Furthermore, one-in-six shareholders at Tesco’s annual general meeting in June refused to back proposals for a £11.5m cash and share bonus to be paid to chief executive Sir Terry Leahy should the retailer’s new enterprise in the US prove to be a success. Despite this level of dissent, the new business incentive plan was given the green light.

The director general of the CBI, Richard Lambert, last month also warned business leaders that a widening pay gap between top and low earners could result in a backlash, although he admitted this was more pronounced elsewhere in the world than in the UK.

Steve Watson, director of consultancy firm RewardWorks, said that executive pay has always been a discussion point. “The problem is, the numbers are so big that it makes the majority of people think, ‘why do they deserve so much?'” he explained.

He points out that, in reality, there has actually been a tempering of executive pay and that many would argue that the value that executives, such as Tesco’s Sir Terry Leahy, bring to the business makes them an asset “worth every penny”.
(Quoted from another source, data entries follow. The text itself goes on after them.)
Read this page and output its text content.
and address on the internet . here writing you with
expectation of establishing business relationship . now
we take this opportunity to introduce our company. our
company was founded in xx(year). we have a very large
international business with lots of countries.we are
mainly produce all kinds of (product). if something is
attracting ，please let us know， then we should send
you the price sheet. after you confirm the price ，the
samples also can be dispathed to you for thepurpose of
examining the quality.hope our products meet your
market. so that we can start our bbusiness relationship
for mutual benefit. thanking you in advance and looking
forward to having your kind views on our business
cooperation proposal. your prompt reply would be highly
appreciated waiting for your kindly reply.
Shareholders at J Sainsbury are certainly of this view when it comes to the performance of its directors. An overwhelming 98.7% – probably impressed with the retailer’s recent turnaround – ignored concerns about director’s pay and backed new proposals for the remuneration of executives at the supermarket company’s annual meeting last month.

The size and profit of the large retailers also helps to put generous executive payouts into perspective, said Watson. “To be fair, Marks & Spencer and Tesco are actually producing bonuses for their staff at a fairly unprecedented level,” he added.

However, he admitted that this recent spate of action at annual general meetings reveals that investors are becoming slightly more aggressive in ensuring that executive pay and bonuses do not become blatant giveaways. Simon Garrett, an associate director at pay consultancy Hay Group, explained that in sectors such as retail, wide pay and bonus gaps occur due to the large number of “lowly-skilled people in their general workforce and some part-timers”.

He added that global organisations which tend to employ large numbers of staff working on menial tasks in countries with low costs of living are also likely to display disparities between high and low earners.